North Korea launched a missile that "blew up nearly immediately" during the nation's latest attempt at military might, USA officials said on Saturday.

Pacific Command detected and tracked what we assess was a North Korean missile launch at 11:21 a.m. Hawaii time April 15.

The official said the missile blew up so quickly there is limited data.

The military is still determining the missile type; however, initial reports suggest it was likely not an ICBM.

"We stand alongside our worldwide partners in making clear that North Korea must adhere to United Nations resolutions created to secure peace and stability in the region and stop its pursuit of nuclear weapons", he said.

Friday's massive military parade coincided with the birthday of North Korea's founding dictator, Kim Il-sung, the grandfather of current ruler Kim Jong-un.

The missile failure also came just hours ahead of a visit by US Vice President Mike Pence to South Korea where the North's weapons programme will top the agenda.
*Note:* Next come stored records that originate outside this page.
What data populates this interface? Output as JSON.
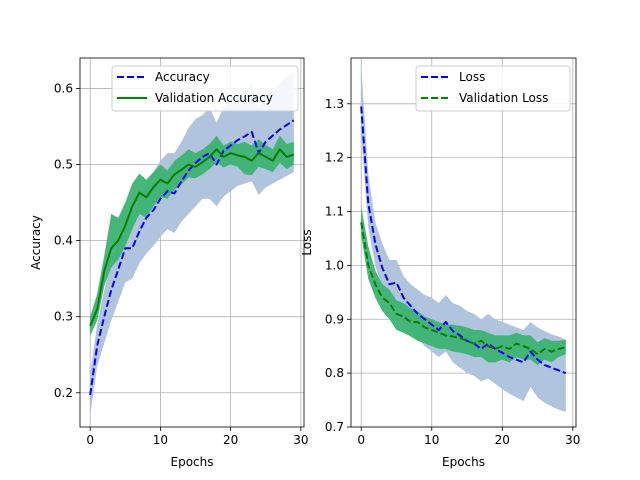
{
  "chart_data": [
    {
      "type": "line",
      "xlabel": "Epochs",
      "ylabel": "Accuracy",
      "xlim": [
        -1.45,
        30.45
      ],
      "ylim": [
        0.155,
        0.64
      ],
      "xticks": [
        0,
        10,
        20,
        30
      ],
      "yticks": [
        0.2,
        0.3,
        0.4,
        0.5,
        0.6
      ],
      "grid": true,
      "legend_position": "top-right",
      "x": [
        0,
        1,
        2,
        3,
        4,
        5,
        6,
        7,
        8,
        9,
        10,
        11,
        12,
        13,
        14,
        15,
        16,
        17,
        18,
        19,
        20,
        21,
        22,
        23,
        24,
        25,
        26,
        27,
        28,
        29
      ],
      "series": [
        {
          "name": "Accuracy",
          "style": "dashed",
          "color": "#0000ff",
          "band_color": "#b0c4de",
          "values": [
            0.197,
            0.262,
            0.3,
            0.335,
            0.362,
            0.39,
            0.39,
            0.412,
            0.43,
            0.44,
            0.455,
            0.465,
            0.462,
            0.478,
            0.492,
            0.502,
            0.51,
            0.515,
            0.5,
            0.518,
            0.525,
            0.532,
            0.537,
            0.543,
            0.515,
            0.53,
            0.538,
            0.546,
            0.552,
            0.558
          ],
          "band_low": [
            0.17,
            0.235,
            0.265,
            0.295,
            0.32,
            0.345,
            0.35,
            0.37,
            0.383,
            0.393,
            0.405,
            0.415,
            0.41,
            0.425,
            0.435,
            0.445,
            0.455,
            0.455,
            0.445,
            0.458,
            0.465,
            0.472,
            0.475,
            0.478,
            0.46,
            0.47,
            0.475,
            0.48,
            0.485,
            0.49
          ],
          "band_high": [
            0.225,
            0.29,
            0.335,
            0.37,
            0.4,
            0.43,
            0.43,
            0.455,
            0.475,
            0.49,
            0.505,
            0.515,
            0.515,
            0.53,
            0.548,
            0.56,
            0.565,
            0.575,
            0.555,
            0.575,
            0.583,
            0.59,
            0.597,
            0.605,
            0.575,
            0.59,
            0.598,
            0.607,
            0.615,
            0.622
          ]
        },
        {
          "name": "Validation Accuracy",
          "style": "solid",
          "color": "#008000",
          "band_color": "#3cb371",
          "values": [
            0.288,
            0.31,
            0.36,
            0.39,
            0.4,
            0.42,
            0.445,
            0.463,
            0.457,
            0.47,
            0.48,
            0.475,
            0.487,
            0.493,
            0.5,
            0.497,
            0.503,
            0.51,
            0.52,
            0.51,
            0.515,
            0.512,
            0.51,
            0.505,
            0.515,
            0.51,
            0.505,
            0.52,
            0.51,
            0.513
          ],
          "band_low": [
            0.275,
            0.295,
            0.34,
            0.365,
            0.375,
            0.393,
            0.415,
            0.435,
            0.43,
            0.445,
            0.457,
            0.455,
            0.467,
            0.474,
            0.483,
            0.482,
            0.487,
            0.494,
            0.503,
            0.496,
            0.5,
            0.497,
            0.487,
            0.486,
            0.497,
            0.494,
            0.49,
            0.502,
            0.494,
            0.5
          ],
          "band_high": [
            0.3,
            0.33,
            0.38,
            0.435,
            0.43,
            0.45,
            0.475,
            0.488,
            0.48,
            0.49,
            0.5,
            0.492,
            0.505,
            0.512,
            0.52,
            0.515,
            0.52,
            0.527,
            0.538,
            0.525,
            0.53,
            0.527,
            0.53,
            0.525,
            0.533,
            0.526,
            0.52,
            0.538,
            0.527,
            0.53
          ]
        }
      ]
    },
    {
      "type": "line",
      "xlabel": "Epochs",
      "ylabel": "Loss",
      "xlim": [
        -1.45,
        30.45
      ],
      "ylim": [
        0.7,
        1.385
      ],
      "xticks": [
        0,
        10,
        20,
        30
      ],
      "yticks": [
        0.7,
        0.8,
        0.9,
        1.0,
        1.1,
        1.2,
        1.3
      ],
      "grid": true,
      "legend_position": "top-right",
      "x": [
        0,
        1,
        2,
        3,
        4,
        5,
        6,
        7,
        8,
        9,
        10,
        11,
        12,
        13,
        14,
        15,
        16,
        17,
        18,
        19,
        20,
        21,
        22,
        23,
        24,
        25,
        26,
        27,
        28,
        29
      ],
      "series": [
        {
          "name": "Loss",
          "style": "dashed",
          "color": "#0000ff",
          "band_color": "#b0c4de",
          "values": [
            1.295,
            1.115,
            1.04,
            0.995,
            0.965,
            0.968,
            0.94,
            0.925,
            0.91,
            0.9,
            0.89,
            0.88,
            0.895,
            0.878,
            0.87,
            0.86,
            0.855,
            0.845,
            0.855,
            0.845,
            0.838,
            0.83,
            0.825,
            0.82,
            0.84,
            0.825,
            0.815,
            0.81,
            0.805,
            0.8
          ],
          "band_low": [
            1.245,
            1.07,
            1.0,
            0.955,
            0.925,
            0.925,
            0.9,
            0.88,
            0.865,
            0.85,
            0.84,
            0.83,
            0.84,
            0.82,
            0.81,
            0.8,
            0.795,
            0.785,
            0.79,
            0.78,
            0.77,
            0.762,
            0.755,
            0.748,
            0.775,
            0.755,
            0.745,
            0.738,
            0.732,
            0.728
          ],
          "band_high": [
            1.37,
            1.17,
            1.08,
            1.04,
            1.01,
            1.01,
            0.98,
            0.965,
            0.955,
            0.945,
            0.94,
            0.93,
            0.945,
            0.93,
            0.925,
            0.915,
            0.91,
            0.9,
            0.91,
            0.9,
            0.895,
            0.89,
            0.885,
            0.88,
            0.895,
            0.885,
            0.878,
            0.872,
            0.868,
            0.862
          ]
        },
        {
          "name": "Validation Loss",
          "style": "dashed",
          "color": "#008000",
          "band_color": "#3cb371",
          "values": [
            1.08,
            1.0,
            0.965,
            0.94,
            0.93,
            0.91,
            0.905,
            0.895,
            0.895,
            0.885,
            0.88,
            0.875,
            0.87,
            0.868,
            0.865,
            0.86,
            0.855,
            0.86,
            0.85,
            0.845,
            0.85,
            0.845,
            0.855,
            0.85,
            0.845,
            0.835,
            0.845,
            0.84,
            0.845,
            0.848
          ],
          "band_low": [
            1.055,
            0.975,
            0.94,
            0.915,
            0.9,
            0.88,
            0.875,
            0.868,
            0.86,
            0.855,
            0.85,
            0.845,
            0.845,
            0.84,
            0.838,
            0.835,
            0.83,
            0.83,
            0.82,
            0.82,
            0.825,
            0.82,
            0.83,
            0.825,
            0.825,
            0.815,
            0.825,
            0.82,
            0.83,
            0.835
          ],
          "band_high": [
            1.11,
            1.035,
            0.99,
            0.965,
            0.955,
            0.935,
            0.93,
            0.92,
            0.915,
            0.905,
            0.9,
            0.895,
            0.89,
            0.89,
            0.888,
            0.885,
            0.88,
            0.88,
            0.875,
            0.87,
            0.87,
            0.87,
            0.875,
            0.87,
            0.87,
            0.857,
            0.865,
            0.86,
            0.86,
            0.862
          ]
        }
      ]
    }
  ]
}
This matters because while North Korea regularly launches short-range missiles, it is also developing mid-range and long-range missiles meant to target USA troops in Asia and, eventually, the US mainland.

It also comes hot on the heels of a North Korean military parade which included what appeared, at least, to be a trio of intercontinental ballistic missiles, perhaps the U.S.'s foremost concern about the authoritarian state's military capabilities.

North Korean leader Kim Jong Un waves to people attending the military parade on Saturday.

The White House has said Trump has put the North "on notice".

At the ceremony for the event, North Korean politician and army official Choe Ryong-hae charged President Donald Trump with "creating a war situation" by sending a Navy carrier strike group to the region.

"The United States has spoken enough about North Korea".

Pence is due in Seoul at the start of a 10-day trip to Asia in what his aides said was a sign of the US commitment to its ally in the face of rising tension over North Korea. "The President has no further comment", US Defense Secretary James Mattis said.

Washington and Seoul will try hard to figure out what exactly North Korea fired. China is North Korea's only major ally.

President Donald Trump this month dispatched a warship fleet towards the Korean Peninsula as the USA weighed retaliation for any missile or nuclear test.

Many outside analysts believe that North Korea has not yet mastered the technology to build warheads small enough to place on long-range missiles.

North Korea's actions come as tensions on the Korean Peninsula have spiked to alarming levels.